Feminism

Feminism, or feminist criticism, is an umbrella term that describes a whole range of approaches to literature and culture. All are concerned somehow with women, but beyond that they may not have much in common.

The earliest, and perhaps simplest, kinds of feminist criticism were concerned with recovering ignored works by women. In “A Room of One’s Own” (1929), for instance, Virginia Woolf famously writes about the problems that would have been faced by Shakespeare’s (imaginary) sister, and Woolf’s works include many readings of women authors who had not been taken seriously. This kind of feminist criticism continues today, turning up many once-important figures who’ve been excluded from the canon. There’s also been plenty of continued squabbling over whether these “rediscovered” writers belong in the canon.

Other comparatively simple kinds of feminist criticism include biographical and historical studies of women writers, women readers, or women’s issues in literature, and examinations of the way women are depicted in literature. Some of this can of course be quite sophisticated in its use of close reading and its exploration of history; this is, if I can make a very rough generalization, the dominant mode of American and British feminist criticism.

To continue the rough generalization, French feminist critics tend to be more indebted to various kinds of theory, and I can do no more than hint at the many varieties. Some feminist critics have drawn on psychoanalytical theory, especially that of Jacques Lacan. They look at the way children acquire a language structured around binary oppositions that give the privileged place to masculinity, and associate it with power, reason, activity, and so on; femininity is passive, irrational, and so on. Language itself, in their view, is “phallocentric.”

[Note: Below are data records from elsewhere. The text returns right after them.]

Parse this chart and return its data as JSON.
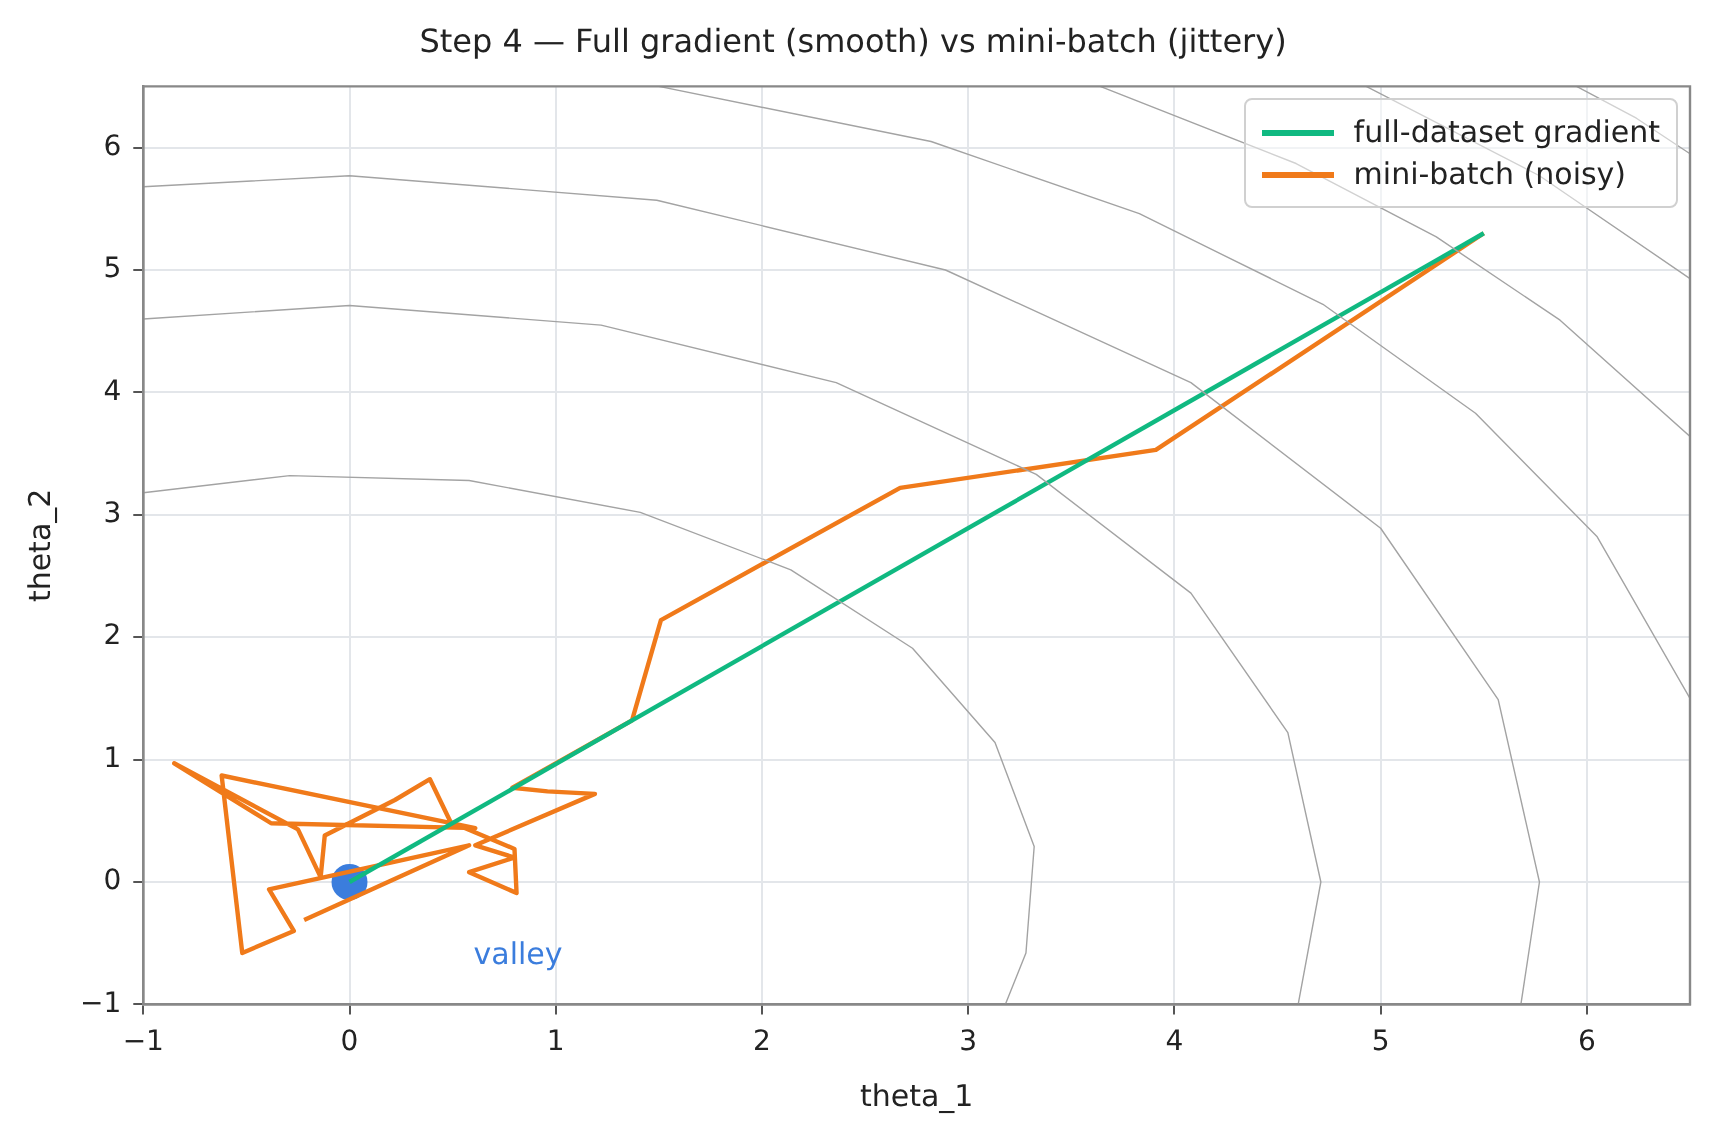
{
  "chart_data": {
    "type": "line",
    "title": "Step 4 — Full gradient (smooth) vs mini-batch (jittery)",
    "xlabel": "theta_1",
    "ylabel": "theta_2",
    "xlim": [
      -1,
      6.5
    ],
    "ylim": [
      -1,
      6.5
    ],
    "xticks": [
      -1,
      0,
      1,
      2,
      3,
      4,
      5,
      6
    ],
    "yticks": [
      -1,
      0,
      1,
      2,
      3,
      4,
      5,
      6
    ],
    "grid": true,
    "legend": "top right",
    "marker": "none",
    "line_style": "solid",
    "annotations": [
      "valley"
    ],
    "series": [
      {
        "color": "#a3a3a3",
        "x": [
          -1.0,
          -0.29,
          0.58,
          1.41,
          2.14,
          2.73,
          3.13,
          3.32,
          3.28,
          3.18
        ],
        "values": [
          3.18,
          3.32,
          3.28,
          3.02,
          2.55,
          1.91,
          1.14,
          0.29,
          -0.58,
          -1.0
        ]
      },
      {
        "color": "#a3a3a3",
        "x": [
          -1.0,
          0,
          1.22,
          2.36,
          3.33,
          4.08,
          4.55,
          4.71,
          4.6
        ],
        "values": [
          4.6,
          4.71,
          4.55,
          4.08,
          3.33,
          2.36,
          1.22,
          0,
          -1.0
        ]
      },
      {
        "color": "#a3a3a3",
        "x": [
          -1.0,
          0,
          1.49,
          2.89,
          4.08,
          5.0,
          5.57,
          5.77,
          5.68
        ],
        "values": [
          5.68,
          5.77,
          5.57,
          5.0,
          4.08,
          2.89,
          1.49,
          0,
          -1.0
        ]
      },
      {
        "color": "#a3a3a3",
        "x": [
          1.5,
          2.82,
          3.83,
          4.72,
          5.46,
          6.05,
          6.5
        ],
        "values": [
          6.5,
          6.05,
          5.46,
          4.72,
          3.83,
          2.82,
          1.5
        ]
      },
      {
        "color": "#a3a3a3",
        "x": [
          3.64,
          4.59,
          5.27,
          5.87,
          6.5
        ],
        "values": [
          6.5,
          5.87,
          5.27,
          4.59,
          3.64
        ]
      },
      {
        "color": "#a3a3a3",
        "x": [
          4.93,
          5.77,
          6.5
        ],
        "values": [
          6.5,
          5.77,
          4.93
        ]
      },
      {
        "color": "#a3a3a3",
        "x": [
          5.95,
          6.24,
          6.5
        ],
        "values": [
          6.5,
          6.24,
          5.95
        ]
      },
      {
        "name": "full-dataset gradient",
        "color": "#10b981",
        "x": [
          5.5,
          0
        ],
        "values": [
          5.3,
          0
        ]
      },
      {
        "name": "mini-batch (noisy)",
        "color": "#f07a1a",
        "x": [
          5.5,
          3.91,
          2.67,
          1.51,
          1.37,
          0.79,
          0.96,
          1.19,
          0.61,
          0.8,
          0.58,
          0.81,
          0.8,
          0.49,
          0.39,
          0.22,
          -0.12,
          -0.14,
          -0.25,
          -0.85,
          -0.38,
          0.61,
          -0.62,
          -0.52,
          -0.27,
          -0.39,
          0.58,
          -0.22
        ],
        "values": [
          5.3,
          3.53,
          3.22,
          2.14,
          1.32,
          0.77,
          0.74,
          0.72,
          0.3,
          0.2,
          0.08,
          -0.09,
          0.27,
          0.49,
          0.84,
          0.67,
          0.38,
          0.04,
          0.43,
          0.97,
          0.48,
          0.44,
          0.87,
          -0.58,
          -0.4,
          -0.06,
          0.3,
          -0.31
        ]
      },
      {
        "type": "scatter",
        "marker": "circle",
        "color": "#3b7ddd",
        "x": [
          0
        ],
        "values": [
          0
        ]
      }
    ]
  }
}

Others, again especially in France, have suggested that there’s room for a use of language that escapes phallocentricity: that there’s an écriture féminine, “feminine writing,” a kind of approach to language that does not impose on the world the rigid hierarchies associated with masculine writing. It is a kind of use of language that escapes the patriarchalism of the dominant discourse. For some feminist critics like Hélène Cixous and Luce Irigaray, écriture féminine is grounded in the female body and feminine sexuality; the term jouissance covers both female sexual pleasure and textual play. Note, though, that écriture féminine isn’t strictly limited to women writers: men, too, can engage in “feminine writing.”

Note, once again, that the division into French and Anglo-American “schools,” while conventional, is only a rough guide. Plenty of Anglo-American feminists have drawn from French critics, and vice versa. And I should once again insist that this is a sadly superficial summary of a huge field.


Note: This guide is still in the early stages of development.
Three question marks mean I have to write more on the subject. Bear with me.